The Government Poisoned Flint's Water—So Stop Blaming Everyone Else
A failure of local government, brought on by public employee pensions.
Flint, Michigan, was a sickly town long before residents discovered something toxic in their water.
The city's appallingly high crime rate makes it one of the most dangerous places in the country. Its automobile manufacturing industry declined and disappeared decades ago, plunging Flint into a depression from which it never recovered. Its residents are poor. And the local government is so badly in debt that the state had to appoint an emergency financial manager in 2011. Flint is Detroit without the historic appeal. You wouldn't want to live there. You wouldn't even want to visit.
On top of all that, local authorities were recently forced to admit that Flint's drinking water is contaminated with lead. The new water source might also be linked to 77 recent cases of Legionnaire's disease (resulting in 10 deaths) in the area.
The #FlintWaterCrisis has captured the nation's attention: many pundits have seized upon the fact Michigan is governed by a Republican, Rick Snyder, and have thus spun the disaster as one primarily caused by conservative indifference to poor black people. During last Sunday's Democratic debate, Hillary Clinton explicitly blamed the crisis on Snyder's leadership:
I spent a lot of time last week being outraged by what's happening in Flint, Michigan, and I think every single American should be outraged. We've had a city in the United States of America where the population which is poor in many ways and majority African American has been drinking and bathing in lead-contaminated water. And the governor of that state acted as though he didn't really care.
He had a request for help and he had basically stone walled. I'll tell you what, if the kids in a rich suburb of Detroit had been drinking contaminated water and being bathed in it, there would've been action.
She reiterated this stance during an interview with MSNBC's Rachel Maddow, who holds the same view. Michael Moore, who hails from Flint, all but accused Snyder of pouring lead in the water supply himself. Elsewhere at Salon, writer Elias Isquith blamed "austerity," since the root of the problem was the decision to seek a more efficient, cheaper water supply. That decision was not made by Snyder, nor was it made by his emergency financial manager, a Democrat. In fact, Flint's own city council and mayor approved the idea. State treasurer Andy Dillon—also a Democrat—signed off on it.

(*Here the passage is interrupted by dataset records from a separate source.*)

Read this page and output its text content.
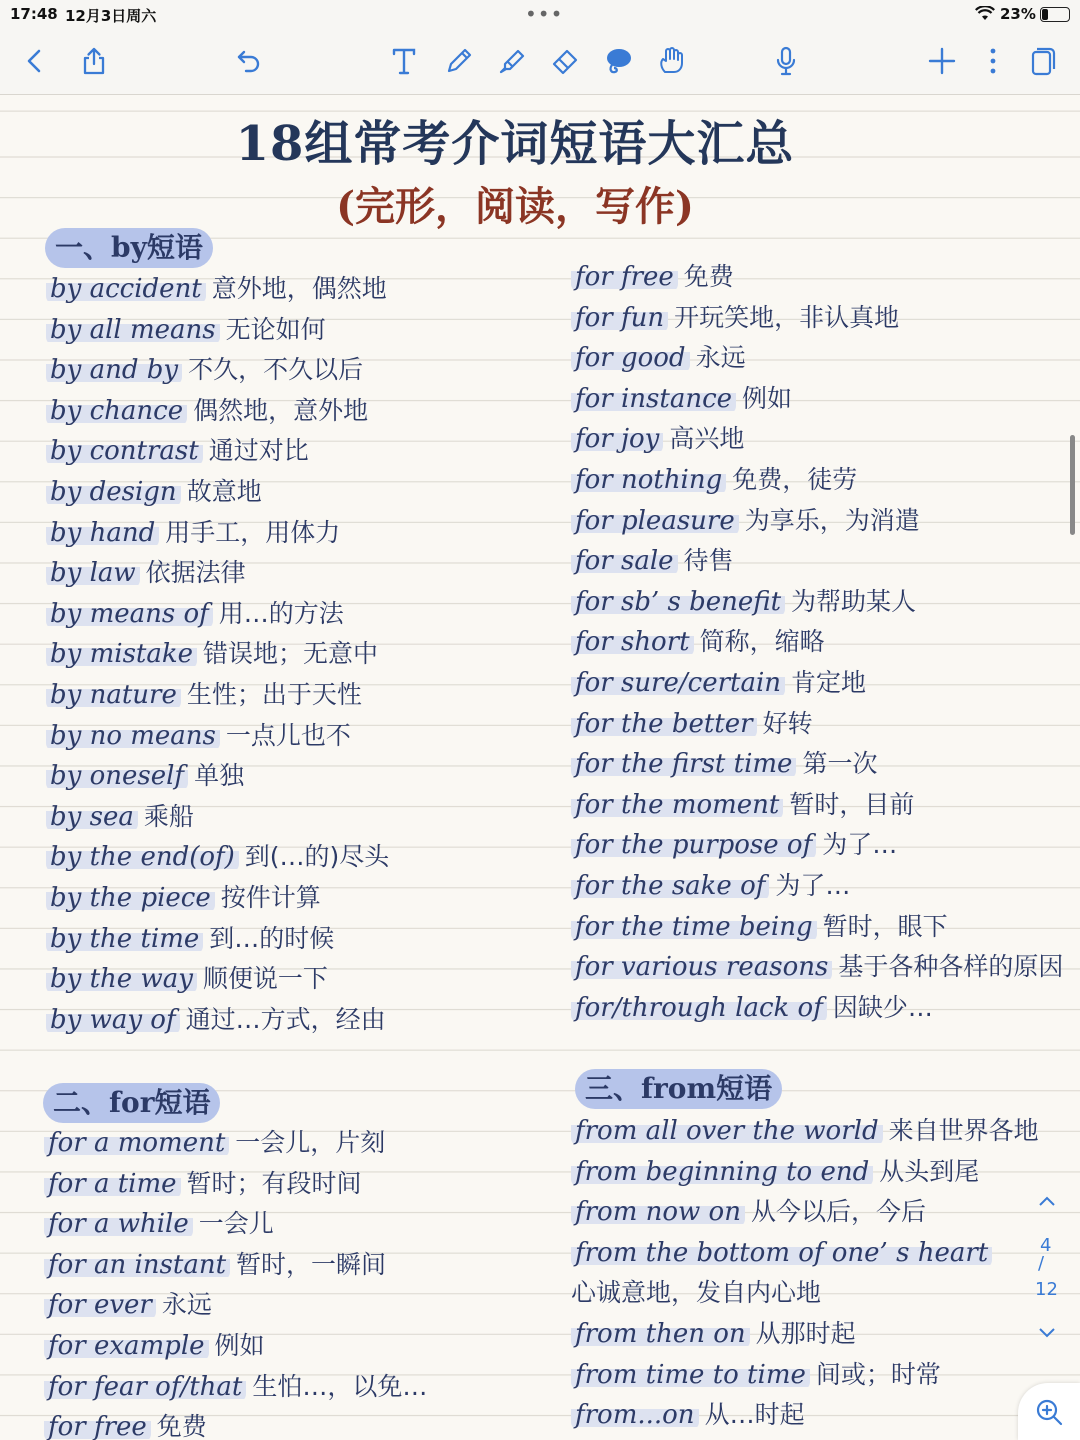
17:48 12月3日周六	•••	23%
18组常考介词短语大汇总
(完形，阅读，写作)
一、by短语
by accident 意外地，偶然地
by all means 无论如何
by and by 不久，不久以后
by chance 偶然地，意外地
by contrast 通过对比
by design 故意地
by hand 用手工，用体力
by law 依据法律
by means of 用…的方法
by mistake 错误地；无意中
by nature 生性；出于天性
by no means 一点儿也不
by oneself 单独
by sea 乘船
by the end(of) 到(…的)尽头
by the piece 按件计算
by the time 到…的时候
by the way 顺便说一下
by way of 通过…方式，经由
for free 免费
for fun 开玩笑地，非认真地
for good 永远
for instance 例如
for joy 高兴地
for nothing 免费，徒劳
for pleasure 为享乐，为消遣
for sale 待售
for sb’ s benefit 为帮助某人
for short 简称，缩略
for sure/certain 肯定地
for the better 好转
for the first time 第一次
for the moment 暂时，目前
for the purpose of 为了…
for the sake of 为了…
for the time being 暂时，眼下
for various reasons 基于各种各样的原因
for/through lack of 因缺少…
二、for短语
for a moment 一会儿，片刻
for a time 暂时；有段时间
for a while 一会儿
for an instant 暂时，一瞬间
for ever 永远
for example 例如
for fear of/that 生怕…，以免…
for free 免费
三、from短语
from all over the world 来自世界各地
from beginning to end 从头到尾
from now on 从今以后，今后
from the bottom of one’ s heart
心诚意地，发自内心地
from then on 从那时起
from time to time 间或；时常
from...on 从…时起
4
/
12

In hindsight, the execution of the decision to seek a new water supply was a disaster of epic proportions. But it is one entirely caused by government actors—most of them local government actors—and ignored by regulators until it was too late. The people who have thus far done too little to fix the crisis are also government actors—at the local, state, and even federal levels. Flint is mostly a failure of governance, not a failure of markets.
At the same time, let's not forget the reason why local authorities felt the need to find a cheaper water source: Flint is broke and its desperately poor citizens can't afford higher taxes to pay the pensions of city government retirees. As recently as 2011, it would have cost every person in Flint $10,000 each to cover the unfunded legacy costs of the city's public employees.
The #FlintWaterCrisis is not a blueprint for what would happen if libertarians abolished government and let poor people drink poisoned water, as some enemies of free markets are no doubt claiming. Instead, it's a great example of government failing to efficiently provide even the most basic of public services due to a characteristically toxic combination of administrative bloat and financial mismanagement.
But as long as the media is tossing out blame, perhaps Flint's public employees—who cannibalized a dying city's finances—deserve more than just a drop?
Updated at 3:30 p.m. on January 21: Local officials dispute that they played any formal role in the decision to use the Flint River—the source of the contamination—as a water source, instead pinning the blame on the state-appointed emergency manager. The emergency manager, on the other hand, says the decision was made by the city long before his appointment.